RelayGR: Scaling Long-Sequence Generative Recommendation via Cross-Stage Relay-Race Inference
Real-time recommender systems execute multi-stage cascades (retrieval, pre-processing, fine-grained ranking) under strict tail-latency SLOs, leaving only tens of milliseconds for ranking. Generative recommendation (GR) models can improve quality by consuming long user-behavior sequences, but in production their online sequence length is tightly capped by the ranking-stage P99 budget. We observe that the majority of GR tokens encode user behaviors that are independent of the item candidates, suggesting an opportunity to pre-infer a user-behavior prefix once and reuse it during ranking rather than recomputing it on the critical path.
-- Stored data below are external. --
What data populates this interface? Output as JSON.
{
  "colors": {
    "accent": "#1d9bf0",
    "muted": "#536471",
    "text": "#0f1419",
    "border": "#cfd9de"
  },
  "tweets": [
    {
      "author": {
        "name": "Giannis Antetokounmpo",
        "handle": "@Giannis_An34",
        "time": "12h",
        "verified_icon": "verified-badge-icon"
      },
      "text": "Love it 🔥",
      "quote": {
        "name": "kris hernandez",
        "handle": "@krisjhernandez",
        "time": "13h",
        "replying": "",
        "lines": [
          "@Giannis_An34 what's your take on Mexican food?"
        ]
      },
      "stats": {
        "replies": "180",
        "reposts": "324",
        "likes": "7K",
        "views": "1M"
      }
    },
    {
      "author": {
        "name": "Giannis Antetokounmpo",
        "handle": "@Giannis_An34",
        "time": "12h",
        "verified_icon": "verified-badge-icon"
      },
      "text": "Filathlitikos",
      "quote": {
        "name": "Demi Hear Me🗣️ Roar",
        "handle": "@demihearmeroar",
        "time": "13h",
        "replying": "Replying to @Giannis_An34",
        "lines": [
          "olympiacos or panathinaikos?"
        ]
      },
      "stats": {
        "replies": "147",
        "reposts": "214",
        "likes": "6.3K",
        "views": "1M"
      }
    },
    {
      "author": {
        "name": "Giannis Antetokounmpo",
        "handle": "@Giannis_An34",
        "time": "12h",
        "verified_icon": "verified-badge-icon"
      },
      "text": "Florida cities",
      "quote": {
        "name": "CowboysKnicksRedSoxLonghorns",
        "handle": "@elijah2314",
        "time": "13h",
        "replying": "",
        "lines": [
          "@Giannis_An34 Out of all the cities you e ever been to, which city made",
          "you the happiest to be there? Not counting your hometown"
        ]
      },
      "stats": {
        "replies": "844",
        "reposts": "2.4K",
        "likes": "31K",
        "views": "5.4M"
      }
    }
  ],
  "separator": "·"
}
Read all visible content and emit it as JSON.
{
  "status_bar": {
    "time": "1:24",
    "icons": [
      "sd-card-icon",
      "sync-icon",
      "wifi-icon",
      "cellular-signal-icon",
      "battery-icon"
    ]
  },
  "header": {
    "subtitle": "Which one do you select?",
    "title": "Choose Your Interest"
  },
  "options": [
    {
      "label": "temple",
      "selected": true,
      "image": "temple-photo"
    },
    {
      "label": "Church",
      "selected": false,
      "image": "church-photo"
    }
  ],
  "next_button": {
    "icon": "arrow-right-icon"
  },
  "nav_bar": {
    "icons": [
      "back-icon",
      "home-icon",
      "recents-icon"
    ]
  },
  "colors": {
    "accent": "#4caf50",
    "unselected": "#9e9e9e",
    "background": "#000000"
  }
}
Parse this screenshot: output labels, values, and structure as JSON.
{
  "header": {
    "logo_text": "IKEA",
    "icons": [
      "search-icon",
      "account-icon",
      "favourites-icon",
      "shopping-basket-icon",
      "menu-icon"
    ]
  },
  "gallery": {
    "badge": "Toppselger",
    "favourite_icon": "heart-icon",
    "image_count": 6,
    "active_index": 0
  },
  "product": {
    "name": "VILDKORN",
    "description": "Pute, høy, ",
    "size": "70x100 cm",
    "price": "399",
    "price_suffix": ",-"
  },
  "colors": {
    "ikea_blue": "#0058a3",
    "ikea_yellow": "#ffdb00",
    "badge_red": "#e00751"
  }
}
Realizing this idea at industrial scale is non-trivial: the prefix cache must survive across multiple pipeline stages before the final ranking instance is determined, the user population implies cache footprints far beyond a single device, and indiscriminate pre-inference would overload shared resources under high QPS. We present RelayGR, a production system that enables in-HBM relay-race inference for GR. RelayGR selectively pre-infers long-term user prefixes, keeps their KV caches resident in HBM over the request lifecycle, and ensures the subsequent ranking can consume them without remote fetches. RelayGR combines three techniques: 1) a sequence-aware trigger that admits only at-risk requests under a bounded cache footprint and pre-inference load, 2) an affinity-aware router that co-locates cache production and consumption by routing both the auxiliary pre-infer signal and the ranking request to the same instance, and 3) a memory-aware expander that uses server-local DRAM to capture short-term cross-request reuse while avoiding redundant reloads. We implement RelayGR on Huawei Ascend NPUs and evaluate it with real queries. Under a fixed P99 SLO, RelayGR supports up to 1.5$\times$ longer sequences and improves SLO-compliant throughput by up to 3.6$\times$.